What is visible to the writer must be invisible to others in order for the writing to be interesting. It’s the same for the painter and the musician, obviously. The ding of the bell of recognition that we all hear, we all recognize and then we see. Isn’t it so?

Sometimes I just sit under the sky in God’s great light and write. The back porch features a fish pond and Bob the feral cat who lives under the house. Actually he’s not so feral anymore. He begs for pets, bumps my foot and reaches up and snags my sleeve imploring me in his most meowy voice for more rubs behind the ears. But this is a different light alright and a different voice. The mute gestures of the fish as they circle waiting for dinner. The gentle swaying of the willow as it leans over the pond. The cold north wind has lost its vigor. It’s just a whisper.

Oh yeah, I’m supposed to be reviewing Annie’s book. I found it a bit tedious, actually, and overblown but I did gain a fair amount of inspiration from the quotes. “Another day, another dollar; fourteen hours on snowshoes and wish I had pie.” from a Maine trapper’s diary opens chapter three. That’s brilliant. Succinct and evocative. I wish I had a pie. Who doesn’t? Especially after tromping around in snowshoes for fourteen hours. A pie and some hot coffee. A lonely trapper’s life in the snowy Maine woods and no pie. What a crumby deal.

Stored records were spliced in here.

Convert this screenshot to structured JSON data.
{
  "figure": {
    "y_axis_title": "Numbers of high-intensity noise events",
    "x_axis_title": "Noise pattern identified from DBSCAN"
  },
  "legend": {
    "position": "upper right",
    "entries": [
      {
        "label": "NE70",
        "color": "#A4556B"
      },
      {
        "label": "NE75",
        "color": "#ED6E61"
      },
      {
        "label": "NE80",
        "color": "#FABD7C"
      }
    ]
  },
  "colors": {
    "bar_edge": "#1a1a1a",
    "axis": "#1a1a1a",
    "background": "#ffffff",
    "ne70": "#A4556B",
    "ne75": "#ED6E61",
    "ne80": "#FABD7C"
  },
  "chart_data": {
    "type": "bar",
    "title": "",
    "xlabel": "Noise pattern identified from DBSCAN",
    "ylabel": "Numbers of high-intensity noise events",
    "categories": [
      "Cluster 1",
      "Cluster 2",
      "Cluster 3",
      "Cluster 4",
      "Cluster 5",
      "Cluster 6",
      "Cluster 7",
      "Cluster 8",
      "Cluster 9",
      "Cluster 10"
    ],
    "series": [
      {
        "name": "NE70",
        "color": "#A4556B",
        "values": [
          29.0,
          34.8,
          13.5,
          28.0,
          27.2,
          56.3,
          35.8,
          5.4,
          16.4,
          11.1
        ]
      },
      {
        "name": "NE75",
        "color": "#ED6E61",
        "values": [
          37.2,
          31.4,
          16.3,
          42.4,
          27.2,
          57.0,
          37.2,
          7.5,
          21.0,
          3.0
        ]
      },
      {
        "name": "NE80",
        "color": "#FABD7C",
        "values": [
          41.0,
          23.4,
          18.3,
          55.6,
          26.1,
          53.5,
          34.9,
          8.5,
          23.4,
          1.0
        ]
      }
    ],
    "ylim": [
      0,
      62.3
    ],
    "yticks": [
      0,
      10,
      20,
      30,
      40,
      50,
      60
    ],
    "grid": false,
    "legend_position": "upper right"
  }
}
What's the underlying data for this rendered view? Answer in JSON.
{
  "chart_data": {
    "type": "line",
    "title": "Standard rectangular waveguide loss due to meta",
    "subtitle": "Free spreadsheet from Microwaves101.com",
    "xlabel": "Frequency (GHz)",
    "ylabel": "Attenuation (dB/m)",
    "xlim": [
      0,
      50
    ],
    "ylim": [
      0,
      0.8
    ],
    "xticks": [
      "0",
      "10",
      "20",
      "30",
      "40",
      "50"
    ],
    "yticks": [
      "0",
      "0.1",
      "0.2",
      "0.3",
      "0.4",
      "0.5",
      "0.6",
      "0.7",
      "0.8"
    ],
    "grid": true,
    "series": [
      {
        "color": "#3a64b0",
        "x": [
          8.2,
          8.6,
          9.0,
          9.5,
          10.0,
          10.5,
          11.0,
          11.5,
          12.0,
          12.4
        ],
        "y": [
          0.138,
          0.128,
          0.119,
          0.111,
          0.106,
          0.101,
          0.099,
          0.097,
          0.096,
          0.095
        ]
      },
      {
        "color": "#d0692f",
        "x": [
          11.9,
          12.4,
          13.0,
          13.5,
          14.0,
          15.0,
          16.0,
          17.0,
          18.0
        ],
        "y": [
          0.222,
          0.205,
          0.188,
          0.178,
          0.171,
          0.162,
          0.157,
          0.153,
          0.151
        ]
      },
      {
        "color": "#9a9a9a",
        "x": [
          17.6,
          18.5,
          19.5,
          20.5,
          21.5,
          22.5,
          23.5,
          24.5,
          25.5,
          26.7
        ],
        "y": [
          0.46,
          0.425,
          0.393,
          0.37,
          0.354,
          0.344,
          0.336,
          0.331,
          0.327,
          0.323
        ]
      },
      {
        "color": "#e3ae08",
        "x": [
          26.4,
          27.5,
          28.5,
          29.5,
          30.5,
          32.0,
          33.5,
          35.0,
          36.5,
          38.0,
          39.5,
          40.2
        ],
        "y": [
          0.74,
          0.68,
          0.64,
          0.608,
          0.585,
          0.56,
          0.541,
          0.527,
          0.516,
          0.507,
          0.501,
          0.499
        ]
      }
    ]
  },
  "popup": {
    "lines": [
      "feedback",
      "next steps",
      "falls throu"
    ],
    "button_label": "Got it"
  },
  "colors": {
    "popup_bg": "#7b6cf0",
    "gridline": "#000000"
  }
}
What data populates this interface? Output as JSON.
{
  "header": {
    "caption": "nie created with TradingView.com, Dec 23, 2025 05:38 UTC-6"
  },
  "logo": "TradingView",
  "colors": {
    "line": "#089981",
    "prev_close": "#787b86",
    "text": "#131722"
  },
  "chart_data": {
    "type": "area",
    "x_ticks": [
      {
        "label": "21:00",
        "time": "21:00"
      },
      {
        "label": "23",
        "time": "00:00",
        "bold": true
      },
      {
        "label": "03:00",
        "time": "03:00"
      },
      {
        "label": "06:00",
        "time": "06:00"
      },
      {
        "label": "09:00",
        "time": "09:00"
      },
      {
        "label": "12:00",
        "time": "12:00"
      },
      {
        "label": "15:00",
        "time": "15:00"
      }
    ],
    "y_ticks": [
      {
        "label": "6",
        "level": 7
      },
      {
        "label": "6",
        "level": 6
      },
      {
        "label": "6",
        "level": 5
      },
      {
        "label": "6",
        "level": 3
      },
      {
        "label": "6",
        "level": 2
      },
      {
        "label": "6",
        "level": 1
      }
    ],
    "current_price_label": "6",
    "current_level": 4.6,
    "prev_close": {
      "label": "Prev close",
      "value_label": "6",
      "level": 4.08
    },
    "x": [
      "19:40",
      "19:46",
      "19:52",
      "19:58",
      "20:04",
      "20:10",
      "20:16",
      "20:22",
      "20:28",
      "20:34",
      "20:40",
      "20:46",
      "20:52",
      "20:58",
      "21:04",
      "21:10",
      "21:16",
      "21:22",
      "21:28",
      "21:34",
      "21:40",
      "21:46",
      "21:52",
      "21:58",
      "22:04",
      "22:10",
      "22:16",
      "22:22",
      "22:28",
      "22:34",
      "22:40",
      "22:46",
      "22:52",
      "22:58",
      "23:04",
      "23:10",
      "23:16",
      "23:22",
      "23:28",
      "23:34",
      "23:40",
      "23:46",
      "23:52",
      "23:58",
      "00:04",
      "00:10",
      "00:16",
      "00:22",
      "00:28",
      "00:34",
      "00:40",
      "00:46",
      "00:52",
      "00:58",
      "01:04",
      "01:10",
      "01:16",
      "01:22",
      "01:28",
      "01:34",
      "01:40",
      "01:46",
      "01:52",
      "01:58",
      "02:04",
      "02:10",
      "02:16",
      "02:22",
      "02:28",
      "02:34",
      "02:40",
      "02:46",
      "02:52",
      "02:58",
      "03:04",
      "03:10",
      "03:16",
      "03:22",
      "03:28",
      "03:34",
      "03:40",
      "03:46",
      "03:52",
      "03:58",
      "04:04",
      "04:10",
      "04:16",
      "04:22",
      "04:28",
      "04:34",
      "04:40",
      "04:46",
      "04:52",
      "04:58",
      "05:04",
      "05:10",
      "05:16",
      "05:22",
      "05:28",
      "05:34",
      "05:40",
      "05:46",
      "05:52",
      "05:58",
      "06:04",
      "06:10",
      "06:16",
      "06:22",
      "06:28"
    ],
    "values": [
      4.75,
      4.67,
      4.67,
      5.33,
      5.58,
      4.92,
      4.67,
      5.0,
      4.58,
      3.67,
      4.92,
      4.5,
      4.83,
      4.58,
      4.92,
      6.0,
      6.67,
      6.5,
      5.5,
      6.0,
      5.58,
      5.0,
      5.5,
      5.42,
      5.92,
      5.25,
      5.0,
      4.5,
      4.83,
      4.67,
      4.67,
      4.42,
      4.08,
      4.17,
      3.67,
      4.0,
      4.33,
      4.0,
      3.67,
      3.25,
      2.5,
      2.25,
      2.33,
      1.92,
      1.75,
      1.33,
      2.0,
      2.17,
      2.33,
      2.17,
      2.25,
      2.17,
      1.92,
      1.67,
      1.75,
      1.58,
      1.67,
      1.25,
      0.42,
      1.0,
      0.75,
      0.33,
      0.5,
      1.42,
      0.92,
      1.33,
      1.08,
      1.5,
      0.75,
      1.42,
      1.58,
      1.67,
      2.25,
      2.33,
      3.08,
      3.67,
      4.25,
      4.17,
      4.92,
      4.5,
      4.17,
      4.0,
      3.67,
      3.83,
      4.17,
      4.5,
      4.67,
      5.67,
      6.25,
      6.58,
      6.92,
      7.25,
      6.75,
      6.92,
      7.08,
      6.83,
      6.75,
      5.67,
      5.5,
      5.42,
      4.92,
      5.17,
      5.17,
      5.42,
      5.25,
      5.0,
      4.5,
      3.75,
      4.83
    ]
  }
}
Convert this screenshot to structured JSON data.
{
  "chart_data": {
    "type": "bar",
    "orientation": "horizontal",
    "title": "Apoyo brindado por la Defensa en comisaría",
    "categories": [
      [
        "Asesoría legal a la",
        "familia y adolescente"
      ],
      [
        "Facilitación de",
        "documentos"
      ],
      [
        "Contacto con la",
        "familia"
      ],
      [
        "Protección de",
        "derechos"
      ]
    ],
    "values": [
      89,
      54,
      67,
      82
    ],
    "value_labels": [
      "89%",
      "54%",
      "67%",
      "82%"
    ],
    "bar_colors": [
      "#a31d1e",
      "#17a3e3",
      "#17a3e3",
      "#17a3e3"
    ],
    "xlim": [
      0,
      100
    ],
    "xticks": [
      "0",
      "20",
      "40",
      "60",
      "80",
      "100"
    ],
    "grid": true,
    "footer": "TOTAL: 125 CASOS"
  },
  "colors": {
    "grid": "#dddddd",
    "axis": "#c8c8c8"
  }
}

Sometimes I cue off of movies. like the one I’m watching right now: Mammals. On Amazon Prime. The guy’s wife is cheating on him so he tracks down the guy and breaks into his house or flat as they say in England and waits for him to come home. But wait, is that the guy or is he in the wrong house? Surprises and disasters amid lovely scenes at the beach in Plymouth where they go for vacation, the guy and his wife. She has a miscarriage, a whale cavorts off shore, they drink champagne in a hot tub. Lot’s happening. Not much of it makes sense in a logical narrative kind of way. You just don’t know where it’s going next. Kind of like Mal Waldron’s piano. Kind of like this post.

The jazz is riffing in my brain and I’m feeling good. I am a big admirer of Annie Dillard. I read all the personal narrative parts of The Writing Life and skipped all the other junk. Pilgrim at Tinker Creek and An American Childhood are quite excellent though. I should have reviewed them.